“So I saluted, and went on a jog-trot after ‘L,’ with my field-case bumping and banging against my hip, and”—
“And mighty sour you were at the detail!” I hazarded, getting up and going over to the mantel after a supply of matches.
“And caught up with The Thieves just after they’d got well into the bush,” said Bones, without noticing my interruption. “Well, I reported to Curtis, and got orders to march either in the line of file-closers or at the rear of the column; and choosing the latter alternative, I trudged along quite contentedly, a little N.C.S. all by myself. It was a cloudy day, with just enough coolness in the air to make marching pleasant, and I thoroughly enjoyed the tramp along the leafy, grass-grown path. The boys joked and guyed each other—we were marching route-step—and once they started in on a song with a jolly, swinging refrain to it, but Curtis shut ’em up in short order, for he didn’t care to have his progress too widely advertised.

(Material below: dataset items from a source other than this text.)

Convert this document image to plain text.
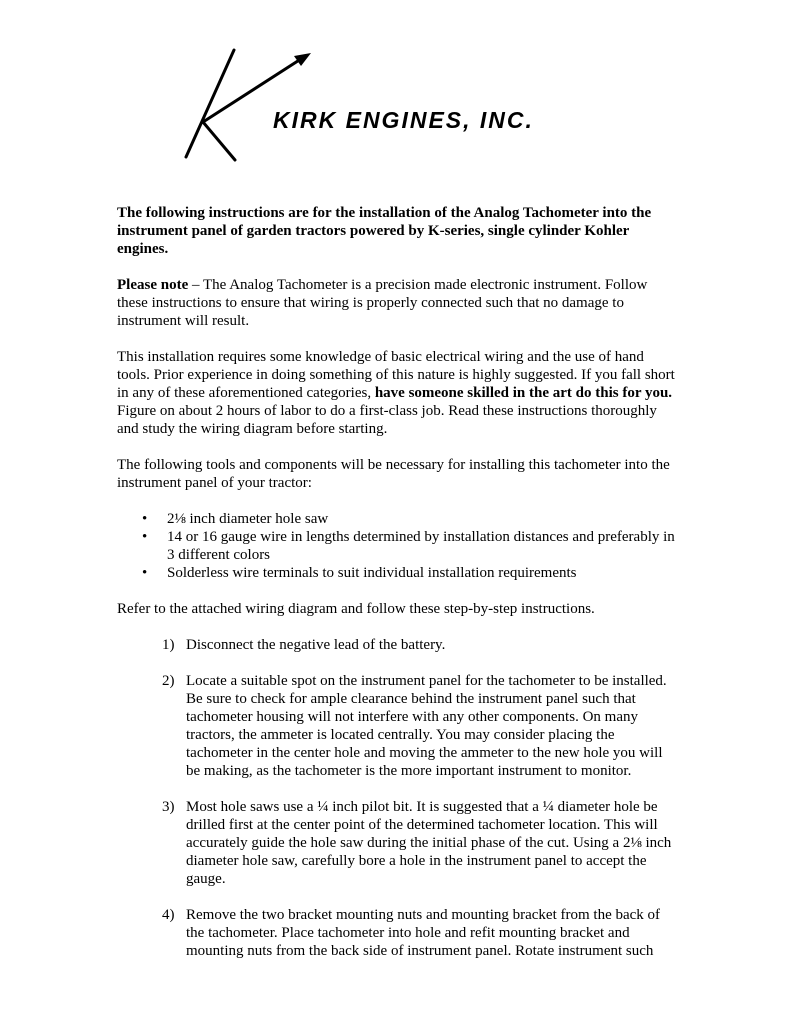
KIRK ENGINES, INC.

The following instructions are for the installation of the Analog Tachometer into the instrument panel of garden tractors powered by K-series, single cylinder Kohler engines.

Please note – The Analog Tachometer is a precision made electronic instrument. Follow these instructions to ensure that wiring is properly connected such that no damage to instrument will result.

This installation requires some knowledge of basic electrical wiring and the use of hand tools. Prior experience in doing something of this nature is highly suggested. If you fall short in any of these aforementioned categories, have someone skilled in the art do this for you. Figure on about 2 hours of labor to do a first-class job. Read these instructions thoroughly and study the wiring diagram before starting.

The following tools and components will be necessary for installing this tachometer into the instrument panel of your tractor:

• 2⅛ inch diameter hole saw
• 14 or 16 gauge wire in lengths determined by installation distances and preferably in 3 different colors
• Solderless wire terminals to suit individual installation requirements

Refer to the attached wiring diagram and follow these step-by-step instructions.

1) Disconnect the negative lead of the battery.
2) Locate a suitable spot on the instrument panel for the tachometer to be installed. Be sure to check for ample clearance behind the instrument panel such that tachometer housing will not interfere with any other components. On many tractors, the ammeter is located centrally. You may consider placing the tachometer in the center hole and moving the ammeter to the new hole you will be making, as the tachometer is the more important instrument to monitor.
3) Most hole saws use a ¼ inch pilot bit. It is suggested that a ¼ diameter hole be drilled first at the center point of the determined tachometer location. This will accurately guide the hole saw during the initial phase of the cut. Using a 2⅛ inch diameter hole saw, carefully bore a hole in the instrument panel to accept the gauge.
4) Remove the two bracket mounting nuts and mounting bracket from the back of the tachometer. Place tachometer into hole and refit mounting bracket and mounting nuts from the back side of instrument panel. Rotate instrument such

“Now, Elliott had said that a march of something like three-quarters of a mile would bring us into the desired position for flanking the colonel’s hostile forces, and he’d cautioned Curtis not to cover his ground in less than half an hour; so we strolled along slowly and took things easily. But when, after travelling for the best part of an hour, we had seen no signs of a clearing, why, we rather began to wonder where we were at, and wherefore. You see, we were making our way through the thickest of thick cover, there wasn’t in the whole outfit such an article as a compass, and there was no sun to tell us which way our noses pointed.
“‘This begins to grow blamed ridiculous,’ said Curtis, after we’d patiently footed it for about two miles and a half. ‘I’m not so dead sure about our not being lost. But I’ve had my orders. “Follow copy if it takes you out of the window” is a good enough rule for me’—in civil life, you know, Curtis was a newspaper man—‘and so I’ll heel-and-toe it over this blossoming path until we land in the middle of next week.’
“‘Hello!’ he broke out a moment later, ‘the advance guard begins to show signs of life!’ And with that he halted the company, as the sergeant—who, with two men, had preceded the company by a hundred yards or so—came running back towards us. ‘Well, sergeant, what is it? Are we in sight of land yet?’
“‘I haven’t seen anything, sir,’ reported the sergeant, ‘but I just heard something like shouting, and after that a few shots; not volleys, just scattering pops.’
“‘The skirmishers starting in, most likely,’ commented Curtis, ‘though that wouldn’t account for the shouting.’
“‘But the sound appeared to come from our left,’ went on the sergeant; ‘and that seems queer.’
“‘From your left?’ repeated Curtis, break-off a small twig and thoughtfully chewing one end of it. ‘The deuce it did! Then we’ve marched half ’round a circle, or else the colonel’s flanked us. According to all the rules of the game the enemy ought to be engaged on our right. ‘Tention! Silence in the ranks!’